Rating: 8/10
Synopsis
When former hotshot homicide detective Tom ”Doc” Holliday is recruited to join Special Crimes, he trades in his boring desk job for a second chance to do what he does best, hunt down killers. And his first case doesn’t disappoint: a murdered woman with a bogus past, her body drained of blood, and two eyewitnesses wasted on the designer drug goldjoy claiming a vampire did it.
For Holliday is no stranger to the unusual. He wields the Insight, a fickle clairvoyance that allows him to see the dark and terrible things that hide upon his world. After all, when you live in Empire City, where magic and technology co-exist, and humanity endures behind walls of stone and spell-forged steel, anything is possible.
Saddled with a team whose past is as checkered as his own, Holliday embarks upon an investigation that pits them against bio-engineered vampires, interdimensional parasites and the magical masterminds behind it all.

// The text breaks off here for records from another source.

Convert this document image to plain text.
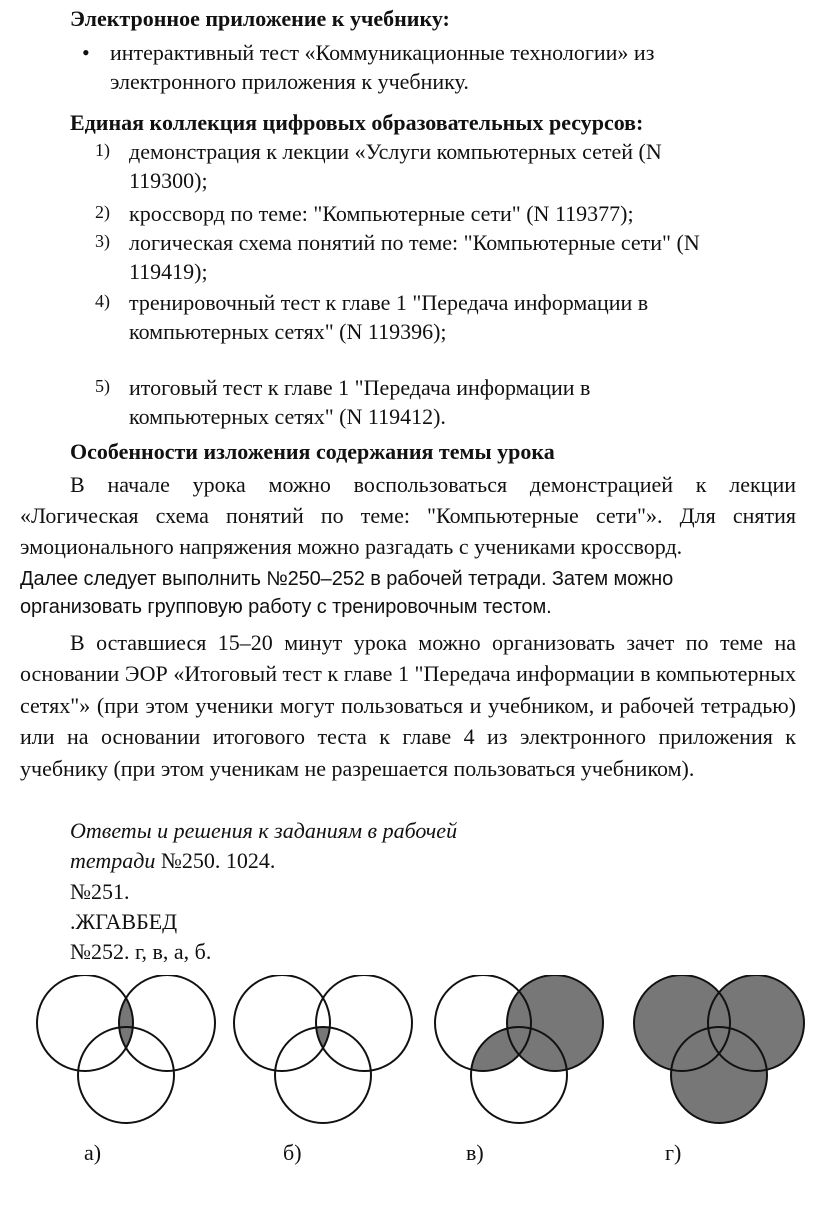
Электронное приложение к учебнику:
• интерактивный тест «Коммуникационные технологии» из электронного приложения к учебнику.
Единая коллекция цифровых образовательных ресурсов:
1) демонстрация к лекции «Услуги компьютерных сетей (N 119300);
2) кроссворд по теме: "Компьютерные сети" (N 119377);
3) логическая схема понятий по теме: "Компьютерные сети" (N 119419);
4) тренировочный тест к главе 1 "Передача информации в компьютерных сетях" (N 119396);
5) итоговый тест к главе 1 "Передача информации в компьютерных сетях" (N 119412).
Особенности изложения содержания темы урока

В начале урока можно воспользоваться демонстрацией к лекции «Логическая схема понятий по теме: "Компьютерные сети"». Для снятия эмоционального напряжения можно разгадать с учениками кроссворд.

Далее следует выполнить №250–252 в рабочей тетради. Затем можно организовать групповую работу с тренировочным тестом.

В оставшиеся 15–20 минут урока можно организовать зачет по теме на основании ЭОР «Итоговый тест к главе 1 "Передача информации в компьютерных сетях"» (при этом ученики могут пользоваться и учебником, и рабочей тетрадью) или на основании итогового теста к главе 4 из электронного приложения к учебнику (при этом ученикам не разрешается пользоваться учебником).

Ответы и решения к заданиям в рабочей
тетради №250. 1024.
№251.
.ЖГАВБЕД
№252. г, в, а, б.
а)	б)	в)	г)
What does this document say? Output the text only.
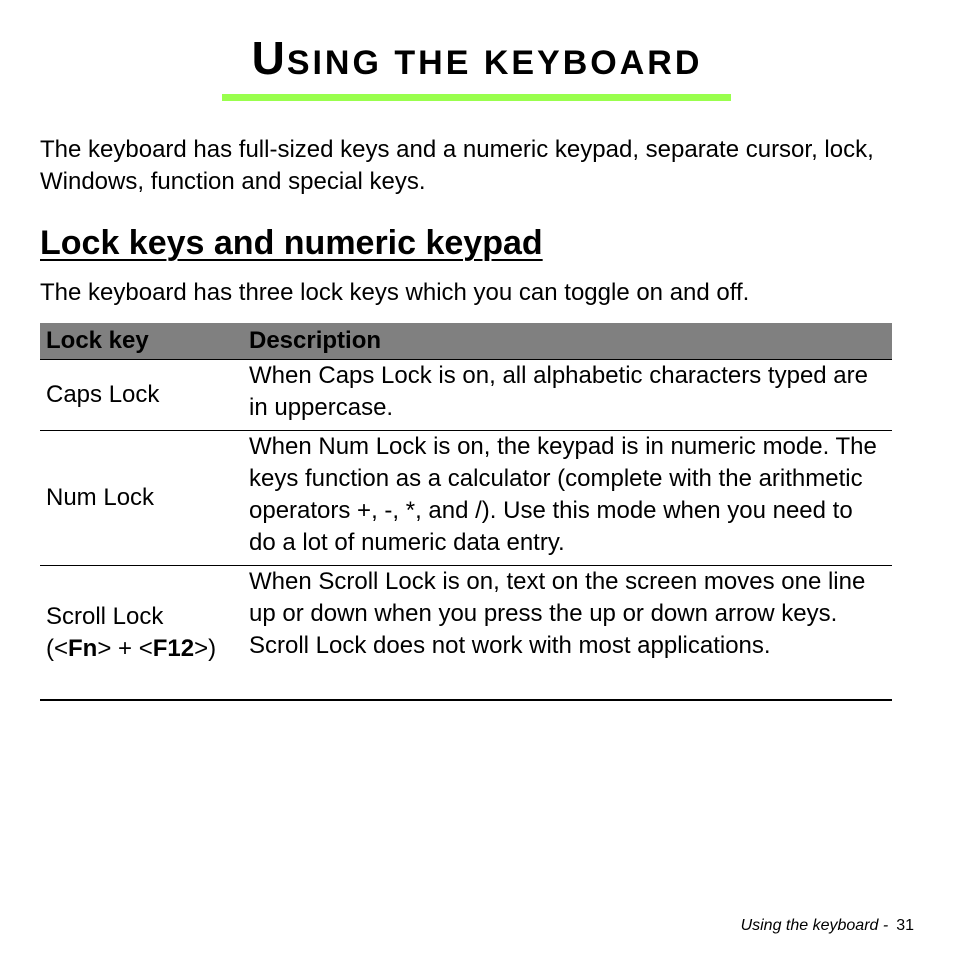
USING THE KEYBOARD

The keyboard has full-sized keys and a numeric keypad, separate cursor, lock, Windows, function and special keys.

Lock keys and numeric keypad

The keyboard has three lock keys which you can toggle on and off.

Lock key	Description
Caps Lock	When Caps Lock is on, all alphabetic characters typed are in uppercase.
Num Lock	When Num Lock is on, the keypad is in numeric mode. The keys function as a calculator (complete with the arithmetic operators +, -, *, and /). Use this mode when you need to do a lot of numeric data entry.
Scroll Lock
(<Fn> + <F12>)	When Scroll Lock is on, text on the screen moves one line up or down when you press the up or down arrow keys. Scroll Lock does not work with most applications.

Using the keyboard - 31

From nightclubs and skyscrapers, to underground drug labs and coffee shops, Holliday’s search for the truth will uncover a shadowy conspiracy that spans the ages, and forces him to confront a destiny he never wanted.
Review
Bloodlines is a fantastic book to read with a coffee and listening to a TV soundtrack like the Expanse. Set in a futuristic Cyberpunk style of New York, it has everything that the reader would want. A gritty murder case set to reveal a disturbing truth, combined with gangsters and vampires. I’ve played a lot of sci-fi and dystopian video games. The Outer Worlds for one. Cyberpunk 2077. Deus Ex Human Revolution. Every element of this book brings me to that moment. Augmentation. The next evolution in human culture. Bio-engineered Vampires? Or something else? All of these themes are present within this novel. This is a society where cruelty and greed triumph over the greater good in the world that Detective Holliday lives in.

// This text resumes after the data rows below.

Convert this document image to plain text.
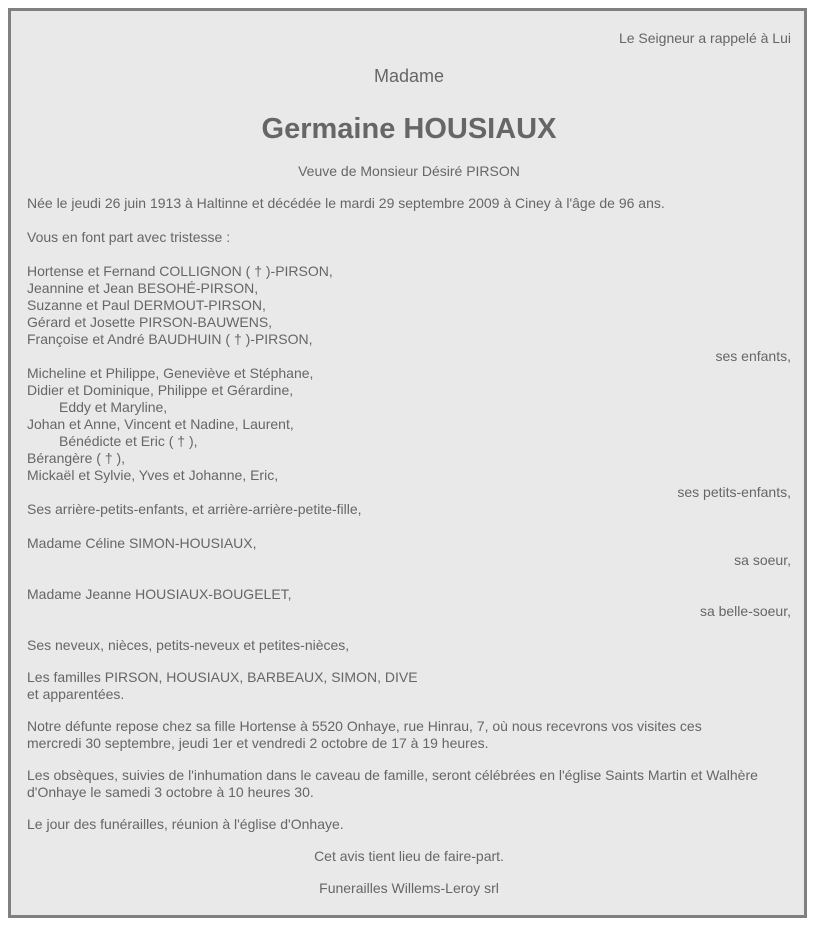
Le Seigneur a rappelé à Lui
Madame
Germaine HOUSIAUX
Veuve de Monsieur Désiré PIRSON
Née le jeudi 26 juin 1913 à Haltinne et décédée le mardi 29 septembre 2009 à Ciney à l'âge de 96 ans.
Vous en font part avec tristesse :
Hortense et Fernand COLLIGNON ( † )-PIRSON,
Jeannine et Jean BESOHÉ-PIRSON,
Suzanne et Paul DERMOUT-PIRSON,
Gérard et Josette PIRSON-BAUWENS,
Françoise et André BAUDHUIN ( † )-PIRSON,
ses enfants,
Micheline et Philippe, Geneviève et Stéphane,
Didier et Dominique, Philippe et Gérardine,
Eddy et Maryline,
Johan et Anne, Vincent et Nadine, Laurent,
Bénédicte et Eric ( † ),
Bérangère ( † ),
Mickaël et Sylvie, Yves et Johanne, Eric,
ses petits-enfants,
Ses arrière-petits-enfants, et arrière-arrière-petite-fille,
Madame Céline SIMON-HOUSIAUX,
sa soeur,
Madame Jeanne HOUSIAUX-BOUGELET,
sa belle-soeur,
Ses neveux, nièces, petits-neveux et petites-nièces,
Les familles PIRSON, HOUSIAUX, BARBEAUX, SIMON, DIVE
et apparentées.
Notre défunte repose chez sa fille Hortense à 5520 Onhaye, rue Hinrau, 7, où nous recevrons vos visites ces
mercredi 30 septembre, jeudi 1er et vendredi 2 octobre de 17 à 19 heures.
Les obsèques, suivies de l'inhumation dans le caveau de famille, seront célébrées en l'église Saints Martin et Walhère
d'Onhaye le samedi 3 octobre à 10 heures 30.
Le jour des funérailles, réunion à l'église d'Onhaye.
Cet avis tient lieu de faire-part.
Funerailles Willems-Leroy srl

There are many interesting and colourful characters within the book. The world-building is well done and gives a unique perspective on how the normal world came to be this different universe. Nuclear War? Check. Interdimensional Aliens called the Vellans interacting with humanity? Check. Aliens doing weird stuff with Humans? Check. There are tons of moments where we’ll be in a night-bar, posh hotels, street alleyways as Holliday tries to navigate this case. He’s recruited of course by the Special Crime Unit, and bands up with Leyla, a unique character on her own whose backstory I won’t spoil. She’s an efficient hacker, a strong lady full of her own opinions, and is almost a daughter-like figure for Holliday. There’s a Confederate character, whose name is Deacon and well he’s the religious type. They all discover deeply disturbing truths. The book says what it does on the tin. You will be shocked, surprised, and even sometimes mind-boggled with the number of revelations this book offers you. I did not like the character of Besim, even though she is a Vellan helping Holliday out in this case, she’s ruthless and is manipulative.
This novel feels like an open-world sci-fi video game. It could do very well as a tabletop campaign if it was ever made into one. There is so much to uncover in this story. I will say this, Holliday is like Detective Miller from the Expanse. Very similar in terms of what they have to face. I just find it like that as a comparison. There’s a lot of influence from other sci-fi novels. One of the criticisms I have of this novel is that sometimes the world-building can get in too much. For example, in some scenes, we seemed to be visiting night-bars too often. Some scenes did drag, and some weren’t needed. Apart from that, the prose was readable and smooth, easy enough for a reader to get engaged in the story. I also felt that the pacing to the climax felt a little stretched. Some scenes could have been shortened as well. However, for a self-published novel, this is a fantastic read.
I give this an 8/10. Well worth your time!